De maneira análoga, o sistema financeiro tem conseguido fazer prevalecer o “juiz inglês”, afastando o Poder Judiciário da análise de suas relações jurídico-financeiras.

Se a Lei da Usura, promulgada no Governo Vargas, nunca chegou a ser aplicada às operações bancárias, a criação do Conselho Monetário Nacional e do Banco Central arrostou a regulamentação das operações de banco, criando capa de legalidade a todos azares de ilegalidades.

Assim, sempre que se leva um contrato à contestação judicial, o argumento primeiro que surge é a permissão de normas, portarias e resoluções, oriundas ora do CMN, ora do Bacen.

A promulgação da Constituição de 1988 não trouxe alento a esta situação, visto que, se o parágrafo 3º do artigo 192 da Carta Magna fixou os juros máximos em 12% ao ano, sua aplicabilidade foi contestada na Justiça.

Nestas discussões passaram-se quase 14 anos e, após várias decisões, ora favoráveis a uma tese ora a outra, firmou-se o entendimento, por fim, que a limitação constitucional dos juros em 12% ao ano não é auto-aplicável, necessitando de regulamentação, a qual não houve até o momento.

Os contratos bancários, desta maneira, continuaram submetidos à exclusiva regulamentação administrativa do Banco Central e do CMN, sendo certo que, assim, os bancos conseguiram afastar o controle judicial sobre suas operações.

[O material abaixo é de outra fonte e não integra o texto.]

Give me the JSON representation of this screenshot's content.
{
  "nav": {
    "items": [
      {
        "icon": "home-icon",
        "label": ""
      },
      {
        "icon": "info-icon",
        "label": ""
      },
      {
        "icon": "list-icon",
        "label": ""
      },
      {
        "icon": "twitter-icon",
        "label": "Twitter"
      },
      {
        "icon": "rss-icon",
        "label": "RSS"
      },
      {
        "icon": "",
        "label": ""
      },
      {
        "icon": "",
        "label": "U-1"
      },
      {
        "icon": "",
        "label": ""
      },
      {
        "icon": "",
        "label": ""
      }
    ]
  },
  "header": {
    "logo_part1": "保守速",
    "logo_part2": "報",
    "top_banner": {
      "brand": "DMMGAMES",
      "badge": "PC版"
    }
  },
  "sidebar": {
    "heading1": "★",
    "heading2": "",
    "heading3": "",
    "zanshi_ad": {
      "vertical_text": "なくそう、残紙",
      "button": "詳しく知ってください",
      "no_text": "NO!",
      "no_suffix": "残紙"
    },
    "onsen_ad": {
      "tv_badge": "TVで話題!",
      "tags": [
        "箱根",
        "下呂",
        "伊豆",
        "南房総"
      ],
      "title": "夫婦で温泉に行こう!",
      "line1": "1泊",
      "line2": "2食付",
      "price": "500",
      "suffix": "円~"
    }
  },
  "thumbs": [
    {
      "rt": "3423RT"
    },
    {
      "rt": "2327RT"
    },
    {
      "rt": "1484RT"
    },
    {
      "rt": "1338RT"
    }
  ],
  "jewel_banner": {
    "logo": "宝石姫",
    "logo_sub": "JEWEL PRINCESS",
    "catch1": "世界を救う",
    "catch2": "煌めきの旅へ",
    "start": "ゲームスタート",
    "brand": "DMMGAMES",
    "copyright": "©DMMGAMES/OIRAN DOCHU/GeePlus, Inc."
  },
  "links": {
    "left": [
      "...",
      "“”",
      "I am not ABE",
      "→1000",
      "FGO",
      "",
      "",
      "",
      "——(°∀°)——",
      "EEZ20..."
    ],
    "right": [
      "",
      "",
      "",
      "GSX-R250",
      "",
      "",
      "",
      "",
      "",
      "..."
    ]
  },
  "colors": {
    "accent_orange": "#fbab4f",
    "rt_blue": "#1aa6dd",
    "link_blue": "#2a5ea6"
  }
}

E, com a mesma intenção, o Banco Central edita o famigerado chamado código bancário, estampando deveres e obrigações perfunctórias dos bancos e, assim tergiversando, não discutindo o pomo central, que são os juros. Com uma mão marca o gol e, com a outra, alardeia para a platéia.

Compreendida a formação de nosso sistema financeiro, mister se faz identificar o nó górdio do problema que, evidentemente, não está em limitar-se os juros bancários em 12%. Qual a finalidade de um banco?

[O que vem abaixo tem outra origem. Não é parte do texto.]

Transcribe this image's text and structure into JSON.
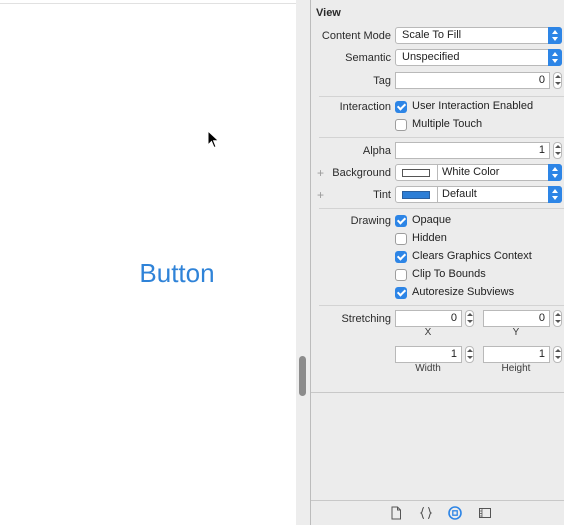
{
  "canvas": {
    "button_label": "Button"
  },
  "inspector": {
    "section_title": "View",
    "content_mode": {
      "label": "Content Mode",
      "value": "Scale To Fill"
    },
    "semantic": {
      "label": "Semantic",
      "value": "Unspecified"
    },
    "tag": {
      "label": "Tag",
      "value": "0"
    },
    "interaction": {
      "label": "Interaction",
      "user_interaction": {
        "label": "User Interaction Enabled",
        "checked": true
      },
      "multiple_touch": {
        "label": "Multiple Touch",
        "checked": false
      }
    },
    "alpha": {
      "label": "Alpha",
      "value": "1"
    },
    "background": {
      "label": "Background",
      "value": "White Color",
      "swatch": "#ffffff"
    },
    "tint": {
      "label": "Tint",
      "value": "Default",
      "swatch": "#2d7ed6"
    },
    "drawing": {
      "label": "Drawing",
      "opaque": {
        "label": "Opaque",
        "checked": true
      },
      "hidden": {
        "label": "Hidden",
        "checked": false
      },
      "clears": {
        "label": "Clears Graphics Context",
        "checked": true
      },
      "clip": {
        "label": "Clip To Bounds",
        "checked": false
      },
      "autoresize": {
        "label": "Autoresize Subviews",
        "checked": true
      }
    },
    "stretching": {
      "label": "Stretching",
      "x": {
        "value": "0",
        "caption": "X"
      },
      "y": {
        "value": "0",
        "caption": "Y"
      },
      "width": {
        "value": "1",
        "caption": "Width"
      },
      "height": {
        "value": "1",
        "caption": "Height"
      }
    },
    "plus_glyph": "+"
  },
  "bottom_tabs": [
    "file-icon",
    "braces-icon",
    "attributes-icon",
    "size-ruler-icon"
  ],
  "colors": {
    "accent": "#2d85e6",
    "button_text": "#2f83d8"
  }
}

Conforme definimos no livro Ilegalidades nos Contratos Bancários (Ed. Aide, págs. 54), a “empresa banco tem por finalidade operar a circulação das riquezas na sociedade capitalista”, de modo que de um lado captam o dinheiro de poupadores para distribuí-lo, através de dezenas de modalidades de operações, a tomadores. Banco, pois, é um agente de intermediação do dinheiro.

Ínfima é quantia de dinheiro do banco, do banqueiro.

Os valores que o banqueiro intermedia e aplica pertence à sociedade, aos milhões de poupadores que levam suas economias aos bancos, que depositam seus salários em contas correntes, dos governos que depositam ali suas arrecadações, etc.

Deste modo, não é difícil compreender que a operação bancária embora tenha um fim lucrativo, sob o prisma do agente econômico, tem um cunho macroeconômico relevante, sendo certo afirmar que é uma das colunas mestras de uma economia moderna, já que é através do sistema financeiro que se “irriga” uma ou outra empresa ou setor.

Assim, fácil é identificar o caráter de ius cogens quando tratarmos de contratos bancários que, à primeira vista, poderiam parecer negócio exclusivamente privado, atinente somente ao banco e cliente, mas que no entretanto não o é.

Mormente se considerarmos que, contemporaneamente, estamos quase todos, direta ou indiretamente, atrelados ao crédito. Mesmo que você, leitor, não seja um usuário do crédito direto, certamente inúmeros à sua volta são, o que representa um custo à produção que, invariavelmente você tem de consumir, e, evidentemente, pagar. O que fazer, então? Fechar os bancos como uma atividade maligna?

É óbvio que não. Os bancos são salutares e necessários agentes de desenvolvimento, quando suas operações não estão maculadas pela ilegalidade, pelo cunho lesionário, como o que ocorre no Brasil de hoje.

Contrato lesionário, conforme definimos em outro livro, Lesão nos Contratos e Ação de Revisão (Ed. Aide, págs. 142), é a desproporção excessiva entre deveres e obrigações existente em um contrato comutativo. Importante frisar que, quando se fala em lesão, não se está aventando a hipótese de imprevisão contratual e muito menos de vícios de consentimento, mas sim de um contrato formalmente válido que, em seu nascedouro, criava situação de enriquecimento sem causa a uma das partes, em detrimento da outra.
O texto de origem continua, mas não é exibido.